F and I have been in the middle of moving for the past two weeks; it has been grueling and stressful and messy, and exhausting both physically and mentally. In the midst of all that, it’s easy for me to become grumpy, but instead I want to try to cultivate gratitude: gratitude that we were able to buy a nice house, gratitude that we had a beautiful apartment for the past two years and the means to fill it with so much cool stuff, gratitude that I’m doing this with an amazingly wonderful partner, gratitude for the good friends who carried heavy boxes when they were expressly told they wouldn’t have to carry heavy boxes, and gratitude for our parents, who take us shopping at Lowe’s for home improvement materials and freely give their time and energy to help us.

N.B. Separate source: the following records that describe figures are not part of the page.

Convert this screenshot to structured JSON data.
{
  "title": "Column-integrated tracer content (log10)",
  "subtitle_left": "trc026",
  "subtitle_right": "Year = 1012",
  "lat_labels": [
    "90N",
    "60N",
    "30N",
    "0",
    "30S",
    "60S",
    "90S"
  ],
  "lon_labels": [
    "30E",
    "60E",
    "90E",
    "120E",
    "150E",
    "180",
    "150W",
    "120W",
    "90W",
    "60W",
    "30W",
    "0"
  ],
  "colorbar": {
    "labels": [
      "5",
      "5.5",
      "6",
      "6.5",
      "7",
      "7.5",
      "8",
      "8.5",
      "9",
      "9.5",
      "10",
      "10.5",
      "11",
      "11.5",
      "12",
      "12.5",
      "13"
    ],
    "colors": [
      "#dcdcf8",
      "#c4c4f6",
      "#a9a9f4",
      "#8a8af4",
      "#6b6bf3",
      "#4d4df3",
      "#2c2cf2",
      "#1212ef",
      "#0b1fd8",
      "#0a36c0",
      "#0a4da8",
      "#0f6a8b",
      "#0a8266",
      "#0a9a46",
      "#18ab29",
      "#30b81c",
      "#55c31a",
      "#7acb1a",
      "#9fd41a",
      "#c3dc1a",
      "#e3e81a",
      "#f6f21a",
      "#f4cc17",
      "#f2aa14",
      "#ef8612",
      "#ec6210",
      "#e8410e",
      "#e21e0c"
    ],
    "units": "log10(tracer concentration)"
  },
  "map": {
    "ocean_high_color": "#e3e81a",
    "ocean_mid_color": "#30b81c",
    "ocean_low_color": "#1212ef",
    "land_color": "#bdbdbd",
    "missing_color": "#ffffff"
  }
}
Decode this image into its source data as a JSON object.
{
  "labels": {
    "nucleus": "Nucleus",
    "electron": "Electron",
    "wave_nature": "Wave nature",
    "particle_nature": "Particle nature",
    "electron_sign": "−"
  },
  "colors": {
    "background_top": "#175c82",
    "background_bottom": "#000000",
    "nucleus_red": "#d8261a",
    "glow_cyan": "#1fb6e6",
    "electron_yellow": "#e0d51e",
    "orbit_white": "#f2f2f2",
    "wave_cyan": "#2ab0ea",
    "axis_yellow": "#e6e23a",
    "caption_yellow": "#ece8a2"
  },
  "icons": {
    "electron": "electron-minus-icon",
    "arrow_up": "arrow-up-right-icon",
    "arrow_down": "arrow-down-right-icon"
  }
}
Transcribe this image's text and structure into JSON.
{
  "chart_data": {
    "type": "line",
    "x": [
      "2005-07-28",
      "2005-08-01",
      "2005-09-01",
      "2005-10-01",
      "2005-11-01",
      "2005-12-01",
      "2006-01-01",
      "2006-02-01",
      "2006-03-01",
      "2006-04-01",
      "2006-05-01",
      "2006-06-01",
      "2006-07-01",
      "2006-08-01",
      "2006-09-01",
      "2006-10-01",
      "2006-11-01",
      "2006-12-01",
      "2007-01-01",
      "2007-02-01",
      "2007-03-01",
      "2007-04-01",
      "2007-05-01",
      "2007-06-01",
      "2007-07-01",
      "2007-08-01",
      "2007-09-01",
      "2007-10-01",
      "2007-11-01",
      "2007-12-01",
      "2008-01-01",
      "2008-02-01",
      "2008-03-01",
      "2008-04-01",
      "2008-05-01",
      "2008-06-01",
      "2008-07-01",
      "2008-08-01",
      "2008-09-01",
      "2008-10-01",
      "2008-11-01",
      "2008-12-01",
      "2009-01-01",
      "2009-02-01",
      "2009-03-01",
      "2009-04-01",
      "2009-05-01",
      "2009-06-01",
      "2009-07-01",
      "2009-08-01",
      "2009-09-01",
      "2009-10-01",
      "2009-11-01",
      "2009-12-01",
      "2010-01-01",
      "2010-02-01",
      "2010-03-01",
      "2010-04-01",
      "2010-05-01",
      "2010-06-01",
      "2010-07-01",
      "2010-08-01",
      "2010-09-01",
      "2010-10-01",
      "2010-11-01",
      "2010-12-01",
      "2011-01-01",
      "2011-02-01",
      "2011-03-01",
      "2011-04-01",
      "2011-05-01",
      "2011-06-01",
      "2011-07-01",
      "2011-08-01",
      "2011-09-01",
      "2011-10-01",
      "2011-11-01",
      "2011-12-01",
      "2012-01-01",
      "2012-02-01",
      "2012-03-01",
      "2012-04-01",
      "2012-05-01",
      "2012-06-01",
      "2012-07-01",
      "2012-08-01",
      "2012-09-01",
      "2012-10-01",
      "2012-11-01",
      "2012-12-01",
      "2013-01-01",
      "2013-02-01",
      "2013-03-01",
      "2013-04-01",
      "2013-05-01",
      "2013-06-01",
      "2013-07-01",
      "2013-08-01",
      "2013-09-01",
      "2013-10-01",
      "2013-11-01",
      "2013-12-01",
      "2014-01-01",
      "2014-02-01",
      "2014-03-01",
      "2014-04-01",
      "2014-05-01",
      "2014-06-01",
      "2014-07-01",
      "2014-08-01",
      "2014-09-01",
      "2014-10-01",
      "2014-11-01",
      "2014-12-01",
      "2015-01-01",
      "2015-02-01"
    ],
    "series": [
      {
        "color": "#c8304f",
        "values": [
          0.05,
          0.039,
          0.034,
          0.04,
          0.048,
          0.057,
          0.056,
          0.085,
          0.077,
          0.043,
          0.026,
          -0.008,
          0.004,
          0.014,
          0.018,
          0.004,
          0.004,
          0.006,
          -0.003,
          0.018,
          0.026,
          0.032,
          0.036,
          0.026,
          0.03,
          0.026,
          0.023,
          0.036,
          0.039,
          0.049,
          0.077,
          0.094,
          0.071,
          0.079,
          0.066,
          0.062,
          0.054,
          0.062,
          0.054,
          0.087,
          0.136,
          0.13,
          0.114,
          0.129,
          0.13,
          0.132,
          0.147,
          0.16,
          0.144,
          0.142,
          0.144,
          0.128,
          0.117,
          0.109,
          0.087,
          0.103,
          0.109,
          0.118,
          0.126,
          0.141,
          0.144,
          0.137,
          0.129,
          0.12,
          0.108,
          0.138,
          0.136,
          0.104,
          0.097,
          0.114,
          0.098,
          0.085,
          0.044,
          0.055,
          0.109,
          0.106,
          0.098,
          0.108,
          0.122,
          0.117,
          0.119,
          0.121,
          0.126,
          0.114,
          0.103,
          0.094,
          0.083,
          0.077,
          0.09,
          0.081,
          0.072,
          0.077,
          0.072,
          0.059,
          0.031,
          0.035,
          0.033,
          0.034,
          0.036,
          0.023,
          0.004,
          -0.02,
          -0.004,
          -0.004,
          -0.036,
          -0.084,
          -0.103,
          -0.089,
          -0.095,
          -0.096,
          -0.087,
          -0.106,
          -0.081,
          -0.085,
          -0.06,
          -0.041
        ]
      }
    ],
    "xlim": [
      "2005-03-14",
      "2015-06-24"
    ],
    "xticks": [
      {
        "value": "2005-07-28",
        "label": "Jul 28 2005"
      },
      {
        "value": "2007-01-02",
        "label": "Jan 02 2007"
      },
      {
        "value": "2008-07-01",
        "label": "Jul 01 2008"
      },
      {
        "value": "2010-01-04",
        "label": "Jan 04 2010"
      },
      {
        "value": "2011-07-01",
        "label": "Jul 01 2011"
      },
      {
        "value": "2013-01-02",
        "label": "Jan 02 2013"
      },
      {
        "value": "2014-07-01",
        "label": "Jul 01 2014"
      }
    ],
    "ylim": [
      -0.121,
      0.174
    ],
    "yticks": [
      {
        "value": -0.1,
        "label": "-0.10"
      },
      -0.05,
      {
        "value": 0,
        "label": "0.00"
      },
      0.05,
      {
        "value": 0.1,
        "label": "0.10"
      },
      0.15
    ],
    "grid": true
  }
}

When I am tired and sweaty and filthy, and itchy from my dozen bug bites and the thick layer of bug repellent chemicals on my skin, and annoyed at the fact that the seller didn’t disclose that our yard is apparently some sort of wildlife sanctuary for virulent nasty little bastard insects, I can work on being grateful to have a big yard and strong arms to work with. (I’m working on practicing ahimsa towards the bugs, but that’s a little harder.) When I can’t stop thinking about the million things I need to do this week, at home and at the office and to prepare for my upcoming yoga weekend, I need to practice acceptance of the fact that the train broke down and there’s nothing I can do about it but sit there on the broken train and wait, and practice non-attachment to the results. It doesn’t do any good to blame myself for not getting ready in time for the early train, or for not planning better or packing better; I am where I am right now, and blaming and whining won’t do me any good, but making the best of things will make me more content with the situation. In all of this, I’ll get there when I get there. In the meantime, I can try to make my chaotic, messy life into something beautiful by my actions.